Pharmacy Practice Faculty Publications

Title

Comparing the Design, Structure, and Delivery Methods of Literature Evaluation Courses Among 3-Year Pharmacy Programs

Document Type

Abstract

Publication Date

6-15-2010

Journal Title

American Journal of Pharmaceutical Education

Volume

74

Issue

5

First Page

44

Article Number

96

DOI

http://dx.doi.org/10.5688/aj740596

PubMed Central® ID

PMC2907861

Abstract

Objectives: To evaluate how Literature Evaluation courses are being taught among 3-year pharmacy programs.

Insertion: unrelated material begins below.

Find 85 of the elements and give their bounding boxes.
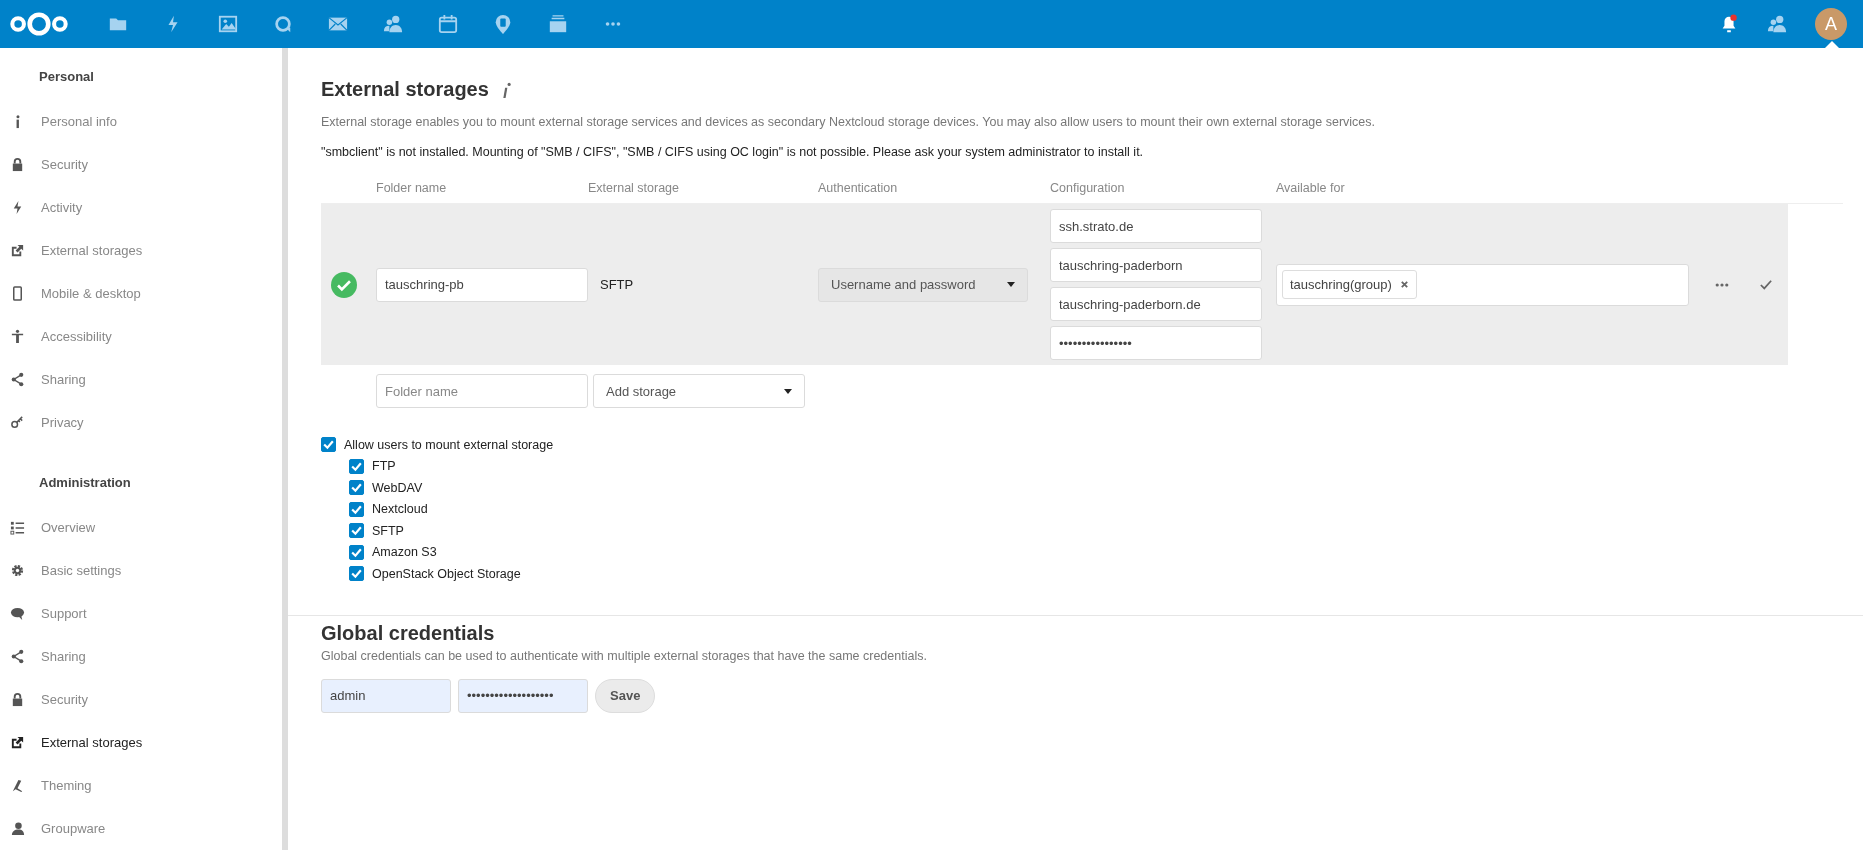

Method: The emergence of new pharmacy schools and 3-year accelerated programs was aimed to meet nationwide pharmacist demand. These programs have played significant roles in meeting such demand, but have also created challenges in the sequence, design, and delivery of selected courses; such as Literature Evaluation. In order to evaluate the differences and similarities for this course, comprehensive literature searches were conducted in International Pharmaceutical Abstracts (IPA), Pubmed, and Cochrane Library from inception to February 15, 2010. The Accreditation Council for Pharmacy Education (ACPE) website was consulted to locate three year programs. School websites were researched to view curricula. Colleges without an online curriculum were contacted for a Literature Evaluation syllabus. Individual course coordinators were contacted via email for further information. The intent of this research was to compare design, content, activities, duration, and delivery methods for Literature Evaluation courses in 3-year pharmacy programs. An electronic assessment was developed to survey faculty teaching Literature Evaluation in these programs, solicit their input, share highlights of their respective courses, and suggest areas of improvements. A similar assessment will be sent to Drug Information specialists through the DI Listserv to get their perspectives on standalone versus combined Literature Evaluation courses.

Results: Data analysis is currently in progress, and results will be presented at the conference.

Implications: The results will highlight differences among the various programs and provide insights for improving the newly combined Drug Information/Literature Evaluation course at SUCOP.